# coral



## joe2011 (Jul 6, 2011)

i live in fla an there is rock laying every were an id like to use some a base rock in the tank i am working . its not live rock . so what i am asking is there way to clean it so i can use it in my tank ?


----------



## Pigeonfish (Jun 23, 2011)

It's illegal to harvest live Florida coral.

What do you mean by coral? You say it isn't live rock, your post is not clear.
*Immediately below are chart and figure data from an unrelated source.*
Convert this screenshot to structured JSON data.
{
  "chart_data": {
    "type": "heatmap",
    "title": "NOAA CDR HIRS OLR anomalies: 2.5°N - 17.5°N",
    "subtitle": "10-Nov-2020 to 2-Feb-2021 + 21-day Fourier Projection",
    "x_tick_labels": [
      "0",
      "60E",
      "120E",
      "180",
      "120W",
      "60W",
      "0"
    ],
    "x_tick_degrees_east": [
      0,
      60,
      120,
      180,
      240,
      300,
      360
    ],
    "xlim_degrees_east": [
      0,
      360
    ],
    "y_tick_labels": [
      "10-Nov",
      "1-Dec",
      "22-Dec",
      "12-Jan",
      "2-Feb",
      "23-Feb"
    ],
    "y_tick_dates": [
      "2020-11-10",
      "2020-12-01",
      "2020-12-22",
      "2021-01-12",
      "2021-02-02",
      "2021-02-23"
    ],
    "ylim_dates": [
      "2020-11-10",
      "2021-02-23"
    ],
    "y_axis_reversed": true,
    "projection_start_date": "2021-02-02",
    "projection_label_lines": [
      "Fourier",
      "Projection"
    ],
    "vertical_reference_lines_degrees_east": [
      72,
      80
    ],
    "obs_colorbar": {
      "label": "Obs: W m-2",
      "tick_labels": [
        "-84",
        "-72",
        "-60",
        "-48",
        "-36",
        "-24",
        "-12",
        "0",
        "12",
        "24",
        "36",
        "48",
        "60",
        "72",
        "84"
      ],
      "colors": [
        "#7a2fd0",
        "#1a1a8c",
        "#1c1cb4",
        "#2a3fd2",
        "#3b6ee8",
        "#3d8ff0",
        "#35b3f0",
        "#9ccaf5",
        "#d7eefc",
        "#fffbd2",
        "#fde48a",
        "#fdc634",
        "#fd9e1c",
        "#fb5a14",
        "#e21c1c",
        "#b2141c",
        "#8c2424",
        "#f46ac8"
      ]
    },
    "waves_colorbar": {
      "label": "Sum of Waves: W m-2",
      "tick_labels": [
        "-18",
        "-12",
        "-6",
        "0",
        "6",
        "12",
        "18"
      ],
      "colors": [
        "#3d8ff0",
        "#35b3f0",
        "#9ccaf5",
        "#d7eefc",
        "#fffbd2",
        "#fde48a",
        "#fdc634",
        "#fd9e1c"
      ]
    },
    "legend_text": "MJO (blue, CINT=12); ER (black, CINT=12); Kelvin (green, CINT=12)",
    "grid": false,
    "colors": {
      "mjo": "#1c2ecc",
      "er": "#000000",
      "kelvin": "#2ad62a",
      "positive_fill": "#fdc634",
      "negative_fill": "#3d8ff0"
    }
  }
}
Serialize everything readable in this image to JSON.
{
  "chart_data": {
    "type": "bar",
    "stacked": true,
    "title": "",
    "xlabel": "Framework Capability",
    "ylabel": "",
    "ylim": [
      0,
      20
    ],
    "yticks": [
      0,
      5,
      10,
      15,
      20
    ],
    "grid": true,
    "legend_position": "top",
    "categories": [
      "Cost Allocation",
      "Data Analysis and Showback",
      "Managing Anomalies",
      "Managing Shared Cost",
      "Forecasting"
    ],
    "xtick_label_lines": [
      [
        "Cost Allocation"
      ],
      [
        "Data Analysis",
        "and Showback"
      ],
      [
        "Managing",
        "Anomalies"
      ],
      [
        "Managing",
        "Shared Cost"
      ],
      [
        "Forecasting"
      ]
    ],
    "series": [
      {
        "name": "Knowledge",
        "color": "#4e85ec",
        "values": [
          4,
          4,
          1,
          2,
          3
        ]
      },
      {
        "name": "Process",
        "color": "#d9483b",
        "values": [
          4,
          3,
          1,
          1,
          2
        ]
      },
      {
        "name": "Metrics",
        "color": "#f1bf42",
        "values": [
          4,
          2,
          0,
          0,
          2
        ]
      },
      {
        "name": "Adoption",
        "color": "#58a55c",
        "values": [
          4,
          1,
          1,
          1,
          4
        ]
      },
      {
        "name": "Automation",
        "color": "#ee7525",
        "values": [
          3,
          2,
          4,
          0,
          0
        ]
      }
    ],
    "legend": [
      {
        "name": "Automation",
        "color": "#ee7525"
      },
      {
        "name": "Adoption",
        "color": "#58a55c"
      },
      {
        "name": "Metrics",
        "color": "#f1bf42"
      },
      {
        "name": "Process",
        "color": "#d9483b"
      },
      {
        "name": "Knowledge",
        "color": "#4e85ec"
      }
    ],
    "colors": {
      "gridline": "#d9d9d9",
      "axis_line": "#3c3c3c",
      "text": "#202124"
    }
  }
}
If it's any old rock you can probably boil it to clean it.


----------



## joe2011 (Jul 6, 2011)

if i go out in my yard . i have a pile of rock from diging a hole in the yard . i guess not called coral . rock looks like live rock just dryed out


----------



## Pigeonfish (Jun 23, 2011)

Its probably limestone... I'd say no to putting it in a freshwater tank. Not sure about a saltwater tank.


----------



## joe2011 (Jul 6, 2011)

its a saltwater tank. have two freshwater tanks trying some thing new lol well maybe 3 freshwater tanks


----------



## Pigeonfish (Jun 23, 2011)

I've never worked with saltwater tanks. By the way you described the rock looking like dried up coral it's most likely limestone. Limestone breaks down in water and will raise your water hardness aka mess with your pH. Whether that is fine for a saltwater tank or not... I have no clue.


----------